Podcast Breakdown: Episode 64

First a recap of this week's hand...

Location: Sands Casino

Stakes: 1/2

Preflop: UTG+1 limps, Hero raises to 12 OTB with TT, SB calls, UTG+1 calls. Hero is effective stack with 205

Flop (35) 9h8h2c

Checks to hero who bets 30. Both villains call.

Turn (123) 4s

Checks to hero who ships for 163. Both villains call.

River (612) 7h

SB had Ah7h. UTG+1 had 88. SB scoops

This week's hand was fairly straightforward. We had a case of our listener writing in double checking his line since he ran into some monsters. I'm fairly confident that our listener played the hand correctly. The one spot that seems most questionable is the turn. I think a good method to evaluate this hand is to create a worst case scenario OTT and see how our EV looks. If we are +EV in the worst case, we should be confident our play was correct, or at least good.

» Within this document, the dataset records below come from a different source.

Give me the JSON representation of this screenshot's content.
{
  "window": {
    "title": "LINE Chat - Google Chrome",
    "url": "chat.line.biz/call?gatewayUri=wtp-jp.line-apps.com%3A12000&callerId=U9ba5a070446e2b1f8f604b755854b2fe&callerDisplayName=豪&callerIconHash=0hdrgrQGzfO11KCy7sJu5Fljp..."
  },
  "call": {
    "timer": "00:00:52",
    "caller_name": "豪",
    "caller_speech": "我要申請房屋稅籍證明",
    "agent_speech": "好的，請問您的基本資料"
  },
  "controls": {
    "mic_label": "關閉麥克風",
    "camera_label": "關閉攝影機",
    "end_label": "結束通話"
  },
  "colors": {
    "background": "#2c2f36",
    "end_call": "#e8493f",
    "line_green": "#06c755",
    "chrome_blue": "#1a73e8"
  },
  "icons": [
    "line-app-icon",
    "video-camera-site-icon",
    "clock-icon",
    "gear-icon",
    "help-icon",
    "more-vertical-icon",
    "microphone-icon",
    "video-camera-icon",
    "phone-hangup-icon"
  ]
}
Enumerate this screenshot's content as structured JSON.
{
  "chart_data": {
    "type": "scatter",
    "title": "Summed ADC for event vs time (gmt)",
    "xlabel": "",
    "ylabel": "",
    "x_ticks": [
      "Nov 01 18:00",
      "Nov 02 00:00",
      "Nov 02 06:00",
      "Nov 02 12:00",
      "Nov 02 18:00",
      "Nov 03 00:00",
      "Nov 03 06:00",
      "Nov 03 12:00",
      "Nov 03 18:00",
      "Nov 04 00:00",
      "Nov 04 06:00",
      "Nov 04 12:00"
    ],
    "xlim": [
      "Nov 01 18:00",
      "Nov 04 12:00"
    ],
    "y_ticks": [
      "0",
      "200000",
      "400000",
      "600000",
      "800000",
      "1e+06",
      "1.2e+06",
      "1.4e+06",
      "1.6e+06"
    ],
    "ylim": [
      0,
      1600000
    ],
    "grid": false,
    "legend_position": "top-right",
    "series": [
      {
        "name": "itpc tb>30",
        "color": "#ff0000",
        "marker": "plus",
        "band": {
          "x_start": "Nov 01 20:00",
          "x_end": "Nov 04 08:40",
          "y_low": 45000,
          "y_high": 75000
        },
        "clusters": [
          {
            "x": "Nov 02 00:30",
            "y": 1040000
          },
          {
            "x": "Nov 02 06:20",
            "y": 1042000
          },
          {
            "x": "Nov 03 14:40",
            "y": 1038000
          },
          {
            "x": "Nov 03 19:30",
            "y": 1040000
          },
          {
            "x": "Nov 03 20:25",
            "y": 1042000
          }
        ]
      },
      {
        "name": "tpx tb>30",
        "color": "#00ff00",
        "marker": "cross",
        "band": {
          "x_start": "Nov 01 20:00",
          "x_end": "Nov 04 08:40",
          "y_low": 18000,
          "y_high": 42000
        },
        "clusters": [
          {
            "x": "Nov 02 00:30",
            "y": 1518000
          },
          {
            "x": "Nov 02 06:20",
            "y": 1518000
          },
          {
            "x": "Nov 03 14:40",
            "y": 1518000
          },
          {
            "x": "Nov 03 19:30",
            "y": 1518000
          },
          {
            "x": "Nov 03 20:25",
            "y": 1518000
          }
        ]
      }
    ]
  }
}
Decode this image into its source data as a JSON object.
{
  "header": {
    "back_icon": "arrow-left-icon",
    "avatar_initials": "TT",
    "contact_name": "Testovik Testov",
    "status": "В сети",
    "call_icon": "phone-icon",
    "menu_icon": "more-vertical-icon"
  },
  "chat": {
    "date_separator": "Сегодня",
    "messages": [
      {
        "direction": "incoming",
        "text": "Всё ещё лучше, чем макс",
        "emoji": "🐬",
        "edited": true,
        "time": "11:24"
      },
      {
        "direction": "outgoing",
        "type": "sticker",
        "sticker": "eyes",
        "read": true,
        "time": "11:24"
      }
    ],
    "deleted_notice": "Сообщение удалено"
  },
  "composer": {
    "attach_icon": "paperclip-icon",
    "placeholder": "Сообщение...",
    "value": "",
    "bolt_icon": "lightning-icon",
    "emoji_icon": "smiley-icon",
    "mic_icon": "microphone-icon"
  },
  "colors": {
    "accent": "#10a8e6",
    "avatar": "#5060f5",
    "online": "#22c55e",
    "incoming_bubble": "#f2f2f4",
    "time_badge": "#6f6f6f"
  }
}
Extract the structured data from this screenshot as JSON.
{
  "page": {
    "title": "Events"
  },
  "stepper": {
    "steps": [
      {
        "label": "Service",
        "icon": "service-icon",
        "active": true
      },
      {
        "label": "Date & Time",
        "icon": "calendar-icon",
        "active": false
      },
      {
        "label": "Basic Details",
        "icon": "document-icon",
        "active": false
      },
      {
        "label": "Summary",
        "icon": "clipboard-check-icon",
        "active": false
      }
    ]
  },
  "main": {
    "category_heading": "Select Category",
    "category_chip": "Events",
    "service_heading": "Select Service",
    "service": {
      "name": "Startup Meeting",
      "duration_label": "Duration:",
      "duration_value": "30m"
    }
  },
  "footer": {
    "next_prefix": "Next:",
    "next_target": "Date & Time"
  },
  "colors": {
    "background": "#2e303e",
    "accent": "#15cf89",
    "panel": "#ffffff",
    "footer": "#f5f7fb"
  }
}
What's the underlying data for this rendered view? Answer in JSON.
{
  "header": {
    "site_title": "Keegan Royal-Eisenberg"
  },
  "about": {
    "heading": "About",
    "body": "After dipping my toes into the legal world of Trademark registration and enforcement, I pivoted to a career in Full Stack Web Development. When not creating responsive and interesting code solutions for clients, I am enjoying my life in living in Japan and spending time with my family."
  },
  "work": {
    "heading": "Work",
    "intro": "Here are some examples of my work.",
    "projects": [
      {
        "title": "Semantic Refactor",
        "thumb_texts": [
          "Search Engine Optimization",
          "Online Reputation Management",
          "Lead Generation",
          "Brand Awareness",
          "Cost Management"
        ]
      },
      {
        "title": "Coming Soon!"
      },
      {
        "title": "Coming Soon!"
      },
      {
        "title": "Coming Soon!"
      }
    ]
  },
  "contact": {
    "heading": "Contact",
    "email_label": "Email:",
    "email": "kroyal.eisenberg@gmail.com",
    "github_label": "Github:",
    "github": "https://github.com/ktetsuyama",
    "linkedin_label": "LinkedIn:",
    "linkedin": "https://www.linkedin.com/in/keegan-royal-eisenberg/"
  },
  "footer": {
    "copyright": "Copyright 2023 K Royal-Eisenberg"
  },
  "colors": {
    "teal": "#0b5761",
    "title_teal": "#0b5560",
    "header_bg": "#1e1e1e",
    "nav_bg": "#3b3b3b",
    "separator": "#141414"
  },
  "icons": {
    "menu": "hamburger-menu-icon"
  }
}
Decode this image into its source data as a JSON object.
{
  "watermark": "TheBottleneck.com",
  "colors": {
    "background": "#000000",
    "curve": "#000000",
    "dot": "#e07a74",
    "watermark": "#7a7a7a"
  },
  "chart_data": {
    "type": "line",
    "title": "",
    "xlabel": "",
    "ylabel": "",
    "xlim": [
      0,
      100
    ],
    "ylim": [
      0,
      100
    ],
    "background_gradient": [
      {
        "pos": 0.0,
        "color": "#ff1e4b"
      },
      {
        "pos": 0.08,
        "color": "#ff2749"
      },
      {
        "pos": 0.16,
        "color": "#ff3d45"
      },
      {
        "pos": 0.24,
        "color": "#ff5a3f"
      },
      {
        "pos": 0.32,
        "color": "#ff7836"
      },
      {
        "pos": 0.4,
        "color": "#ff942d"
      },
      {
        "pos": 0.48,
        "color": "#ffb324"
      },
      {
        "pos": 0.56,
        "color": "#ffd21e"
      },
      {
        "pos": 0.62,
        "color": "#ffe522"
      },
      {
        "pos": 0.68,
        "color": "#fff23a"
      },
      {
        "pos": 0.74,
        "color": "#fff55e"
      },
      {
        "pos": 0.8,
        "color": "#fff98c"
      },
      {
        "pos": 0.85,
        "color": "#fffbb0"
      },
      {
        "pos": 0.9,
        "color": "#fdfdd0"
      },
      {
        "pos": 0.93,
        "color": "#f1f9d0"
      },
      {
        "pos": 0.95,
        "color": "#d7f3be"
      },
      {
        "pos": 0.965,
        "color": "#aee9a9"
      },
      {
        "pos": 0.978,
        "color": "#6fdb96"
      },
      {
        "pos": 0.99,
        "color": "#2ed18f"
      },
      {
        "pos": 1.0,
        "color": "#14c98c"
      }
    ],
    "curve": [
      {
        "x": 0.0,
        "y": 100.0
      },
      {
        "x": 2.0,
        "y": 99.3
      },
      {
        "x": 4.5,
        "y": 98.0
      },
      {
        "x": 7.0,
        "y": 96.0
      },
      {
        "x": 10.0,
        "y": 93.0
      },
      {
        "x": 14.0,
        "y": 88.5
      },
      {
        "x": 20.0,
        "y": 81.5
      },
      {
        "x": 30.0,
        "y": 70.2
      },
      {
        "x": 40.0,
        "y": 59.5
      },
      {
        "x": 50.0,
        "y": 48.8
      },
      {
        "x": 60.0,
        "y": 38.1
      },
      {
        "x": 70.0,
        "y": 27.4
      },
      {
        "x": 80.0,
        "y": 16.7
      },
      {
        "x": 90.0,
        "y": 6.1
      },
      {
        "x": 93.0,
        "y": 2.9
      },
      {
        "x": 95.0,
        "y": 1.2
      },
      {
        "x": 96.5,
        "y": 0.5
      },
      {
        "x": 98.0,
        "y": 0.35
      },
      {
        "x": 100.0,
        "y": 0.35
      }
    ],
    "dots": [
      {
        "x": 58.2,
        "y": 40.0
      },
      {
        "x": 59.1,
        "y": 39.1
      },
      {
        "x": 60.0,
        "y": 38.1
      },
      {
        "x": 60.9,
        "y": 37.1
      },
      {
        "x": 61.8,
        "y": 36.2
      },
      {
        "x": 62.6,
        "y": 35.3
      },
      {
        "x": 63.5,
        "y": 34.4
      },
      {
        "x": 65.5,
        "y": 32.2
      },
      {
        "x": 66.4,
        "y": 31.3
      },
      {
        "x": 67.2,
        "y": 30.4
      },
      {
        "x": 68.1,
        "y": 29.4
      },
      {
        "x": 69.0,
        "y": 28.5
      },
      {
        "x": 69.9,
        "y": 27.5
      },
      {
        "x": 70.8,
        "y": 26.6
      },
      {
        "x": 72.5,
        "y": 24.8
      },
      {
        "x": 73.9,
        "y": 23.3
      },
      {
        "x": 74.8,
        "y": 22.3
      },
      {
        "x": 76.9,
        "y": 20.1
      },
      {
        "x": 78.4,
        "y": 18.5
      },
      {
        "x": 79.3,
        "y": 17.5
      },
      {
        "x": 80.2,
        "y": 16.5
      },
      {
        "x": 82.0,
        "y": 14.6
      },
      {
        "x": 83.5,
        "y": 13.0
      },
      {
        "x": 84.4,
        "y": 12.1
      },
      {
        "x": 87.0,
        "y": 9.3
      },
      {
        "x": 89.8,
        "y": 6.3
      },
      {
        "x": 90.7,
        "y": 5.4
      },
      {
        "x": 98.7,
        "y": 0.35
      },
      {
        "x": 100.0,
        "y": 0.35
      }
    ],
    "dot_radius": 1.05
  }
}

First, let's start with our opponents' ranges. I'm giving UTG+1 45% of hands. I'm including all premiums since this is a worst case scenario and our listener claims this opponent always limps. 

I'm giving SB 35% of hands and taking out a likely strong 3-betting range.

The Worst Case

Let's bypass the flop since it seems like a standard bet against these players. OTT, what would be a worst case scenario look like? Let's say the SB will only call with an overpair+, nut flush draws, and combo draws. If SB calls, UTG+1 will call TPTK+, flush draws, and OESDs. If SB folds, UTG+1 will call top pair+ and flush draws. OTR, our opponents always check. Given opponent descriptions, this seems near the worst case.

Our bet is still massively +EV. We profit $88 from this bet. It's basically impossible for us to create a situation where this bet isn't +EV since we have 59% equity against the likely turn ranges. If we only get called when we are beat, then we end up folding out such a huge portion of our opponent's ranges that we still profit ridiculously. If that were the case, there may be a better action, perhaps a smaller bet, but it's very unlikely to be true given the descriptions of our opponents.


It's understandable for our listener to question his decision. He ran into a set and a nut flush draw that got there. That would shake someone who thought they made a great play. However, the math suggests that he just got incredibly unlucky.